Dr. Zehr began getting serious about science communication ten years ago when he used Batman to explain concepts of kinesiology and neuroscience, his fields of study. In Becoming Batman: The Possibility of a Superhero, he explored the science behind the fiction by finding out what it would take for someone in real life to achieve the physical and mental prowess of Batman.
“I was a little anxious about that book. On one hand people may think it’s really cool, on the other people in the field may think it’s diminishing the science,” said Dr. Zehr. “As it turns out, I’ve had lots of support from colleagues. And to get an award like this is really another confirmation that the choice I made ten years ago to make a commitment to science communication was the right one.”
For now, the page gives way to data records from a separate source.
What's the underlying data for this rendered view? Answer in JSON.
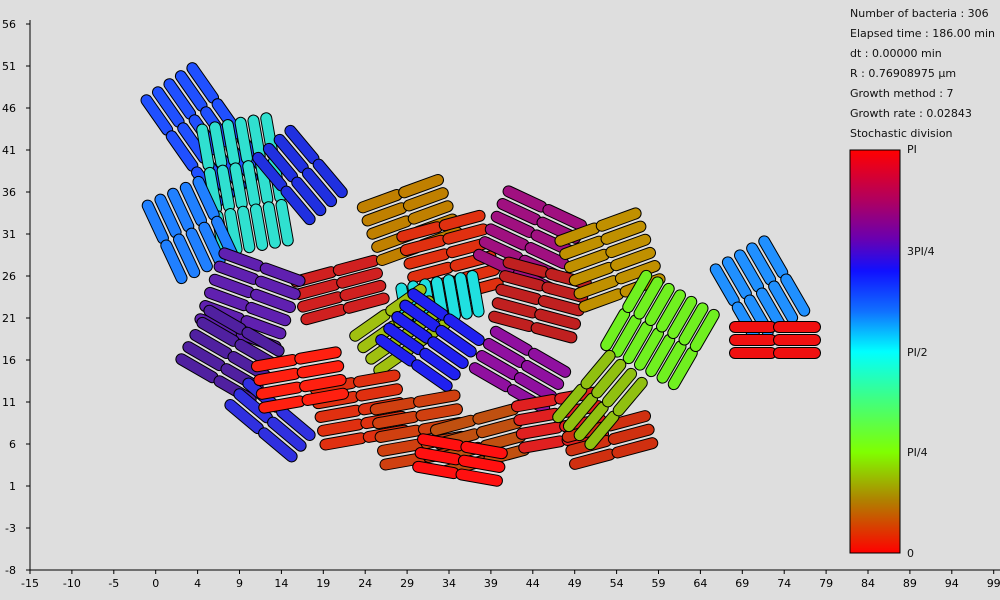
{
  "info": {
    "bacteria_count": "Number of bacteria : 306",
    "elapsed_time": "Elapsed time : 186.00 min",
    "dt": "dt : 0.00000 min",
    "radius": "R : 0.76908975 µm",
    "growth_method": "Growth method : 7",
    "growth_rate": "Growth rate : 0.02843",
    "division": "Stochastic division"
  },
  "colorbar": {
    "labels": [
      "PI",
      "3PI/4",
      "PI/2",
      "PI/4",
      "0"
    ],
    "colors": [
      "#ff0000",
      "#8b008b",
      "#0000ff",
      "#00ffff",
      "#7fff00",
      "#ff0000"
    ]
  },
  "axes": {
    "x_ticks": [
      "-15",
      "-10",
      "-5",
      "0",
      "4",
      "9",
      "14",
      "19",
      "24",
      "29",
      "34",
      "39",
      "44",
      "49",
      "54",
      "59",
      "64",
      "69",
      "74",
      "79",
      "84",
      "89",
      "94",
      "99"
    ],
    "y_ticks": [
      "56",
      "51",
      "46",
      "41",
      "36",
      "31",
      "26",
      "21",
      "16",
      "11",
      "6",
      "1",
      "-3",
      "-8"
    ]
  }
}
Dr. Zehr has written articles for such publications as Scientific American and The Globe and Mail, and published two other books on pop-science: Inventing Iron Man: The Possibility of a Human Machine and Project Superhero–the latter being a book to inspire young girls to pursue their interests in science. He is currently finishing his fourth pop-science book, Something Superhuman, on the extent to which biomedical science and engineering are changing what it means to be human. That book will be published in fall of 2016 by ECW Press.
In addition to his writing, Zehr established the first Café Scientifique series of public outreach talks at the University of Victoria and helped mentor groups in Kamloops and Edmonton. Alongside his communications work, Dr. Zehr runs his own research lab at UVic and regularly publishes research in peer-reviewed journals with a focus on the neuroscience of walking and the rehabilitation of the nervous system after a spinal cord injury or stroke.
According to Dr. Zehr, some level of outreach and science communication should be part of the activities of all researchers. “We do our work based on grants that often come from the public purse, and we need the public’s support,” he said. “If people don’t know about our work, how are they going to be advocates for us?” And these efforts to engage the people outside of science will only become more important in the future.
“Going forward our society is going to become more reliant on science and engineering,” said Dr. Zehr. “The more people understand about science, the better positioned they are to make good decisions and understand how things actually work. Hopefully this will help ensure that the voices of more people—not just scientists—are heard when scientific decisions with societal impact are made.”